A claimant's RFC is the most that a claimant can do despite his limitations. 20 C.F.R. § 416.945(a)(1). At the administrative hearing stage, the administrative law judge is charged with determining the claimant's RFC. 20 C.F.R. §§ 416.927(e), 416.946(c); see also Chandler v. Comm'r of Soc. Sec., 667 F.3d 356, 361 (3d Cir. 2011) (“The ALJ-not treating or examining physicians or State agency consultants-must make the ultimate disability and RFC determinations.”) (citations omitted). When determining a claimant's RFC, an ALJ must consider all the evidence. Plummer v. Apfel, 186 F.3d 422, 429 (3d Cir. 1999). However, the ALJ need include only “credibly established” limitations. Rutherford v. Barnhart, 399 F.3d 546, 554 (3d Cir. 2005); see also Zirnsak v. Colvin, 777 F.3d 607, 615 (3d Cir. 2014) (stating that the ALJ has discretion to choose whether to include “a limitation is supported by medical evidence, but is opposed by other evidence in the record” but “[t]his discretion is not unfettered-the ALJ cannot reject evidence of a limitation for an unsupported reason” and stating that “the ALJ also has the discretion to include a limitation that is not supported by any medical evidence if the ALJ finds the impairment otherwise credible”).

In making his findings, an ALJ must evaluate all record evidence.
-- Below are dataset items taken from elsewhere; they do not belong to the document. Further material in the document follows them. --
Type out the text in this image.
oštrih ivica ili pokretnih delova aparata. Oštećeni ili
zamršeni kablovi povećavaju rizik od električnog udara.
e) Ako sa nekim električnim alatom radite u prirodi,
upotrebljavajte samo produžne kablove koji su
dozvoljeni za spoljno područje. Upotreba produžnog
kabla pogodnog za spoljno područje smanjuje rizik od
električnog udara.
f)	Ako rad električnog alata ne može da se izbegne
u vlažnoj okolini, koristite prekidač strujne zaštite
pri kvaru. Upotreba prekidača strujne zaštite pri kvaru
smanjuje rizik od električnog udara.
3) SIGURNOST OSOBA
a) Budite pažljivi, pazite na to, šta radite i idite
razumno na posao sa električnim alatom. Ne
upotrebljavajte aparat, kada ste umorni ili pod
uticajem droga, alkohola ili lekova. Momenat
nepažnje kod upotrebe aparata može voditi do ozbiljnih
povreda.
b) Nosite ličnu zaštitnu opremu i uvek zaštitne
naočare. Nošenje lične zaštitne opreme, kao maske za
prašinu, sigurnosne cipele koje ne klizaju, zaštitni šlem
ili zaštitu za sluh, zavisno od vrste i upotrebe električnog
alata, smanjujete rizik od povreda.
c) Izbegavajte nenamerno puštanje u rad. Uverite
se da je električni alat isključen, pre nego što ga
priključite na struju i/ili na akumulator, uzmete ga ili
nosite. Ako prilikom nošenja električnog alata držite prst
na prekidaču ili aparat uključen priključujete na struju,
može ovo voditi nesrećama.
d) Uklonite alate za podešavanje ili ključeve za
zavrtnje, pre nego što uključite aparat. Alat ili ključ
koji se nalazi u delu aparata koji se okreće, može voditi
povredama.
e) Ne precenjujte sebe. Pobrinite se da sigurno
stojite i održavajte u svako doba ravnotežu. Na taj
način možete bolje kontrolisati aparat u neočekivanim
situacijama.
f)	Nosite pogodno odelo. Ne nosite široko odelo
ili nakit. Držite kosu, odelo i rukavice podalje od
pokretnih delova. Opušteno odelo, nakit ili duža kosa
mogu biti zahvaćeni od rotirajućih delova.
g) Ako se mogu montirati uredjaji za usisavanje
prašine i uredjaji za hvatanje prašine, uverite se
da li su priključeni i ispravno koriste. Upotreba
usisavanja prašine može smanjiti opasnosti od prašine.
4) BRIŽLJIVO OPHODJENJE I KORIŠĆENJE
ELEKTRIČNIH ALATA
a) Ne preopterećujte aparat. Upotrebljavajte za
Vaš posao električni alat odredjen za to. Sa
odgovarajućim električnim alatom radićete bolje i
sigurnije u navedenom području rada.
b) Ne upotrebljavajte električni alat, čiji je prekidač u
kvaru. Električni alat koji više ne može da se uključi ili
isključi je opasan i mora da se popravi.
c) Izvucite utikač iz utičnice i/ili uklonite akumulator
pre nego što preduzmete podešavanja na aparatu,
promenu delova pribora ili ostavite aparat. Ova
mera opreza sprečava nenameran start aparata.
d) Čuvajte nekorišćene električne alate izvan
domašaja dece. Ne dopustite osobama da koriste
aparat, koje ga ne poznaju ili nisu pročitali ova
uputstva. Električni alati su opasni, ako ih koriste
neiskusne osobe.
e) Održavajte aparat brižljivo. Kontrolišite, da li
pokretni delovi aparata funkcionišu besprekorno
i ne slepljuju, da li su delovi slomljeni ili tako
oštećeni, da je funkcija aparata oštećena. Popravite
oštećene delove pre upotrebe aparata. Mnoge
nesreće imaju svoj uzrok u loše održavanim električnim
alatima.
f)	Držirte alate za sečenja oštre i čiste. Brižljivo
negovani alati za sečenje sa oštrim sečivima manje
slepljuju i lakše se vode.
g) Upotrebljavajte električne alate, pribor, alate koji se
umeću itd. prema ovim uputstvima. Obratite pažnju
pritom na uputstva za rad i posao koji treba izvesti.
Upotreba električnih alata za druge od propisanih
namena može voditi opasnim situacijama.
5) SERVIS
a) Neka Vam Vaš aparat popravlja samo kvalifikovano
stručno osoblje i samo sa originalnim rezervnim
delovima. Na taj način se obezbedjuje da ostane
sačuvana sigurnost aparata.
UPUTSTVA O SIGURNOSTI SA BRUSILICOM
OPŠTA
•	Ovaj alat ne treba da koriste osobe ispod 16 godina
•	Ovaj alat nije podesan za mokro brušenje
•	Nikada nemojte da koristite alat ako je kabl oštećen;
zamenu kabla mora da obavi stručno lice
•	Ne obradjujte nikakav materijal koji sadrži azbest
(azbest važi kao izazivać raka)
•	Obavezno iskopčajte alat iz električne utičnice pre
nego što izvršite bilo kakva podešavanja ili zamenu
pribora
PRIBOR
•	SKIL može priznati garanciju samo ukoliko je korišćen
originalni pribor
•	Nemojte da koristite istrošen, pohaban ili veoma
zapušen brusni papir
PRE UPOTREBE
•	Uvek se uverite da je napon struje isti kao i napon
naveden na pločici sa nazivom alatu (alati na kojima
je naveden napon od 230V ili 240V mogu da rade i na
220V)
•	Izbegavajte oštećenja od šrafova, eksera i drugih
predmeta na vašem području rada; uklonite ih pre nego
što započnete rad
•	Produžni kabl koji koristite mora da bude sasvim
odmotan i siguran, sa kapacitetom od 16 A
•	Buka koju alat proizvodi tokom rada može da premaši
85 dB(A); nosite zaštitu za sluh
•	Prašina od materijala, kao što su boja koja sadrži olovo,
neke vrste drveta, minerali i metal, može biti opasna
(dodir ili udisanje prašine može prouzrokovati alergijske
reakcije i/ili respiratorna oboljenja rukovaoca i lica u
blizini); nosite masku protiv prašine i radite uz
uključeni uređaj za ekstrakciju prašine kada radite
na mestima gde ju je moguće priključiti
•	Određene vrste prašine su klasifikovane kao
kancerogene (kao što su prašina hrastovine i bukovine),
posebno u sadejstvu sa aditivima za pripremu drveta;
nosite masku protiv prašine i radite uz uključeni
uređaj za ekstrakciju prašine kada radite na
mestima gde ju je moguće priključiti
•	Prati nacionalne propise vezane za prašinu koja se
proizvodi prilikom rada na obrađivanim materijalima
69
Plummer, 186 F.3d at 433; Cotter, 642 F.2d at 704. The ALJ's decision must include “a clear and satisfactory explication of the basis on which it rests” sufficient to enable a reviewing court “to perform its statutory function of judicial review.” Cotter, 642 F.2d at 704-05. Specifically, the ALJ must discuss the evidence that supports the decision, the evidence that the ALJ rejected, and explain why the ALJ accepted some evidence but rejected other evidence. Id. at 705-06; Diaz v. Comm'r of Soc. Sec., 577 F.3d 500, 505-06 (3d Cir. 2009); Fargnoli v. Massanari, 247 F.3d 34, 42 (3d Cir. 2001) (“Although we do not expect the ALJ to make reference to every relevant treatment note in a case . . . we do expect the ALJ, as the factfinder, to consider and evaluate the medical evidence in the record consistent with his responsibilities under the regulations and case law.”). Without this explanation, “the reviewing court cannot tell if significant probative evidence was not credited or simply ignored.” Cotter, 642 F.2d at 705; see also Burnett v. Comm'r of Soc. Sec., 220 F.3d 112, 121 (3d Cir. 2000) (citing Cotter, 642 F.2d at 705). Accordingly, “the ALJ still may choose whom to credit but ‘cannot reject evidence for no reason or the wrong reason.'” Sutherland v. Comm'r Soc. Sec., 785 Fed.Appx. 921, 928 (3d Cir. 2019) (quoting Morales v. Apfel, 225 F.3d 310, 317 (3d Cir. 2000)); see also Nazario v. Comm'r Soc. Sec., 794 Fed.Appx. 204, 209-10 (3d Cir. 2019) (“We have also held that although the government ‘may properly accept some parts of the medical evidence and reject other parts,' the government must ‘provide some explanation for a rejection of probative evidence which would suggest a contrary disposition.'”) (quoting Adorno v. Shalala, 40 F.3d 43, 48 (3d Cir. 1994)); Cotter, 642 F.2d at 706-07 (“Since it is apparent that the ALJ cannot reject evidence for no reason or for the wrong reason, . . . an explanation from the ALJ of the reason why probative evidence has been rejected is required so that a reviewing court can determine whether the reasons for rejection were improper.”) (internal citation omitted).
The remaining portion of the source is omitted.